2. Materials and Methods

2.1. E. histolytica and L. acidophilus Culture

E. histolytica trophozoites, the HM-1:IMSS strain (a gift from Samudrala Gourinath, Jawaharlal Nehru University, New Delhi, India), were grown and harvested according to a previously reported protocol [22].

L. acidophilus ATCC4356 strain was cultivated in De Man, Rogosa and Sharpe (MRS) media (Sigma-Aldrich, Jerusalem, Israel) overnight at 37 °C with agitation (200 rpm) on a New Brunswick Innova 4300 Incubator Shaker (Marshall Scientific, Hampton, NH, USA). Heat-killed L. acidophilus was cultivated in MRS media (Sigma-Aldrich, Jerusalem, Israel) overnight at 37 °C with agitation, followed by autoclaving at 121 °C and 1.05 kg/cm2 for 15 min.

2.2. Reagents

Catalase from bovine liver (C9322) was purchased from Sigma-Aldrich (Jerusalem, Israel).

2.3. Ferrous Oxidation-Xylenol Orange (FOX) Assay

The amount of H2O2 produced by L. acidophilus was determined by the FOX assay according to a previously reported protocol [23].

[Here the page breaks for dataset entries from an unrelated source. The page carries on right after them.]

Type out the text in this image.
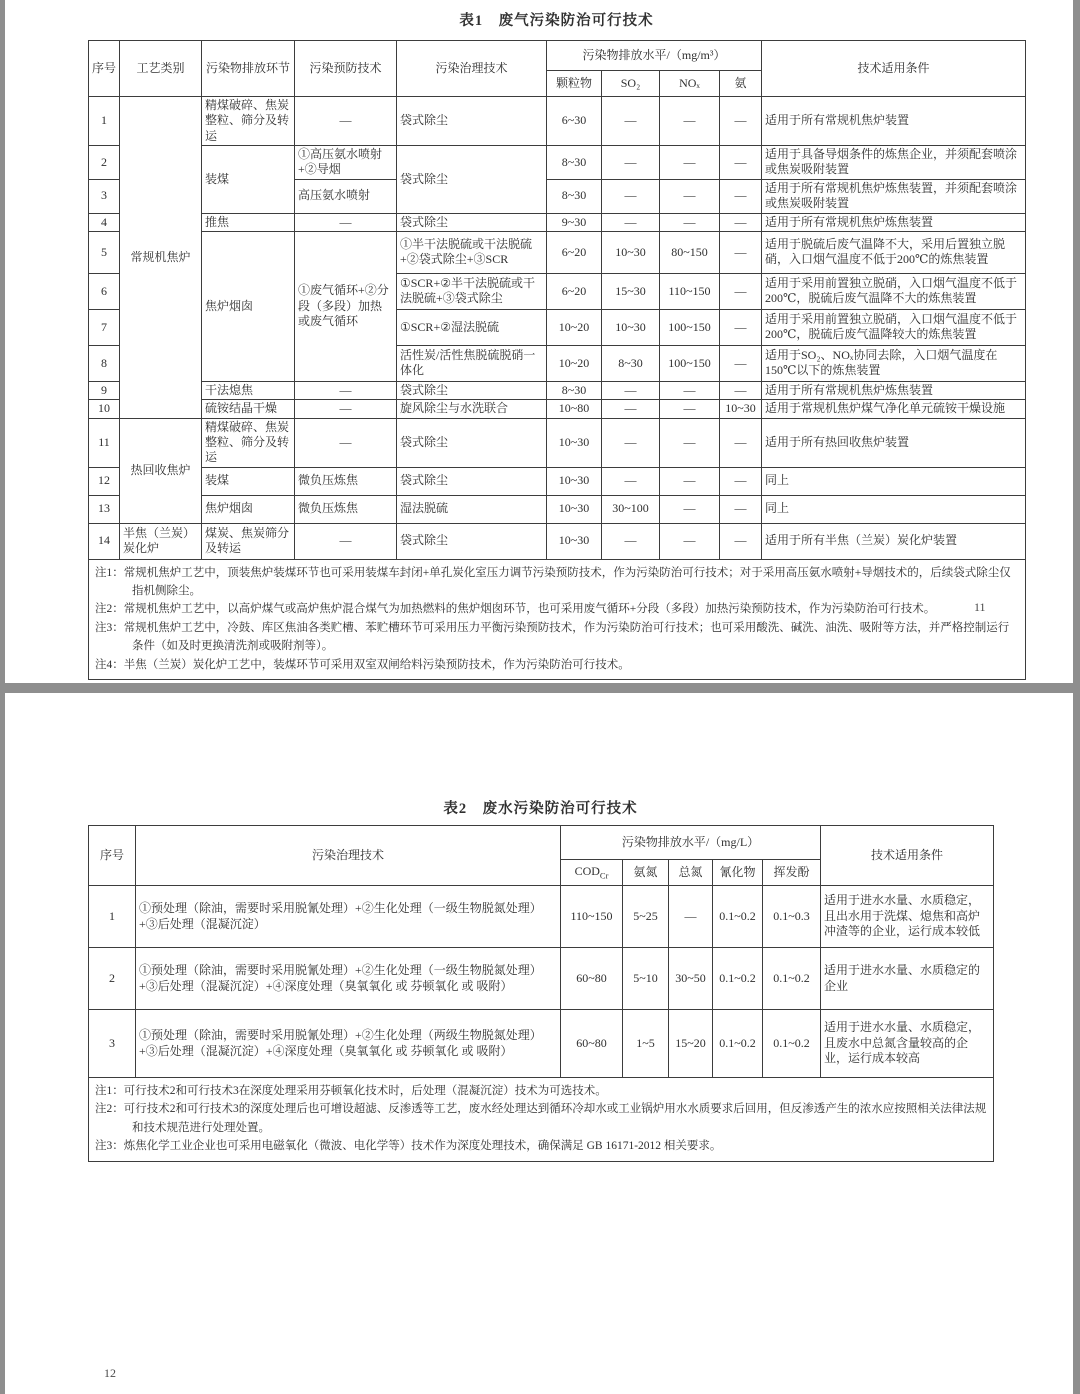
表1　废气污染防治可行技术
序号	工艺类别	污染物排放环节	污染预防技术	污染治理技术	污染物排放水平/（mg/m³）				技术适用条件
					颗粒物	SO₂	NOₓ	氨	
1	常规机焦炉	精煤破碎、焦炭整粒、筛分及转运	—	袋式除尘	6~30	—	—	—	适用于所有常规机焦炉装置
2		装煤	①高压氨水喷射+②导烟	袋式除尘	8~30	—	—	—	适用于具备导烟条件的炼焦企业，并须配套喷涂或焦炭吸附装置
3			高压氨水喷射		8~30	—	—	—	适用于所有常规机焦炉炼焦装置，并须配套喷涂或焦炭吸附装置
4		推焦	—	袋式除尘	9~30	—	—	—	适用于所有常规机焦炉炼焦装置
5		焦炉烟囱	①废气循环+②分段（多段）加热或废气循环	①半干法脱硫或干法脱硫+②袋式除尘+③SCR	6~20	10~30	80~150	—	适用于脱硫后废气温降不大，采用后置独立脱硝，入口烟气温度不低于200℃的炼焦装置
6				①SCR+②半干法脱硫或干法脱硫+③袋式除尘	6~20	15~30	110~150	—	适用于采用前置独立脱硝，入口烟气温度不低于200℃，脱硫后废气温降不大的炼焦装置
7				①SCR+②湿法脱硫	10~20	10~30	100~150	—	适用于采用前置独立脱硝，入口烟气温度不低于200℃，脱硫后废气温降较大的炼焦装置
8				活性炭/活性焦脱硫脱硝一体化	10~20	8~30	100~150	—	适用于SO₂、NOₓ协同去除，入口烟气温度在150℃以下的炼焦装置
9		干法熄焦	—	袋式除尘	8~30	—	—	—	适用于所有常规机焦炉炼焦装置
10		硫铵结晶干燥	—	旋风除尘与水洗联合	10~80	—	—	10~30	适用于常规机焦炉煤气净化单元硫铵干燥设施
11	热回收焦炉	精煤破碎、焦炭整粒、筛分及转运	—	袋式除尘	10~30	—	—	—	适用于所有热回收焦炉装置
12		装煤	微负压炼焦	袋式除尘	10~30	—	—	—	同上
13		焦炉烟囱	微负压炼焦	湿法脱硫	10~30	30~100	—	—	同上
14	半焦（兰炭）炭化炉	煤炭、焦炭筛分及转运	—	袋式除尘	10~30	—	—	—	适用于所有半焦（兰炭）炭化炉装置

注1：常规机焦炉工艺中，顶装焦炉装煤环节也可采用装煤车封闭+单孔炭化室压力调节污染预防技术，作为污染防治可行技术；对于采用高压氨水喷射+导烟技术的，后续袋式除尘仅指机侧除尘。
注2：常规机焦炉工艺中，以高炉煤气或高炉焦炉混合煤气为加热燃料的焦炉烟囱环节，也可采用废气循环+分段（多段）加热污染预防技术，作为污染防治可行技术。
注3：常规机焦炉工艺中，冷鼓、库区焦油各类贮槽、苯贮槽环节可采用压力平衡污染预防技术，作为污染防治可行技术；也可采用酸洗、碱洗、油洗、吸附等方法，并严格控制运行条件（如及时更换清洗剂或吸附剂等）。
注4：半焦（兰炭）炭化炉工艺中，装煤环节可采用双室双闸给料污染预防技术，作为污染防治可行技术。									
11
表2　废水污染防治可行技术
序号	污染治理技术	污染物排放水平/（mg/L）					技术适用条件
		$COD_{Cr}$	氨氮	总氮	氰化物	挥发酚	
1	①预处理（除油，需要时采用脱氰处理）+②生化处理（一级生物脱氮处理）+③后处理（混凝沉淀）	110~150	5~25	—	0.1~0.2	0.1~0.3	适用于进水水量、水质稳定，且出水用于洗煤、熄焦和高炉冲渣等的企业，运行成本较低
2	①预处理（除油，需要时采用脱氰处理）+②生化处理（一级生物脱氮处理）+③后处理（混凝沉淀）+④深度处理（臭氧氧化 或 芬顿氧化 或 吸附）	60~80	5~10	30~50	0.1~0.2	0.1~0.2	适用于进水水量、水质稳定的企业
3	①预处理（除油，需要时采用脱氰处理）+②生化处理（两级生物脱氮处理）+③后处理（混凝沉淀）+④深度处理（臭氧氧化 或 芬顿氧化 或 吸附）	60~80	1~5	15~20	0.1~0.2	0.1~0.2	适用于进水水量、水质稳定，且废水中总氮含量较高的企业，运行成本较高

注1：可行技术2和可行技术3在深度处理采用芬顿氧化技术时，后处理（混凝沉淀）技术为可选技术。
注2：可行技术2和可行技术3的深度处理后也可增设超滤、反渗透等工艺，废水经处理达到循环冷却水或工业锅炉用水水质要求后回用，但反渗透产生的浓水应按照相关法律法规和技术规范进行处理处置。
注3：炼焦化学工业企业也可采用电磁氧化（微波、电化学等）技术作为深度处理技术，确保满足 GB 16171-2012 相关要求。							
12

2.4. Viability of E. histolytica Trophozoites

Trophozoites (~1 × 106/mL) were incubated with L. acidophilus (~1 × 109/mL) in serum-free Diamond’s TYI S-33 medium for 120 min at 37 °C with agitation (200 rpm) in a thermoshaker (ALS-MS-100, Hangzhou Allsheng Instrument, Hangzhou, China). The viability of trophozoites was determined by the eosin dye exclusion method [6].

2.5. Detection of Oxidized Proteins (OXs) by Resin-Assisted Capture RAC (OX–RAC)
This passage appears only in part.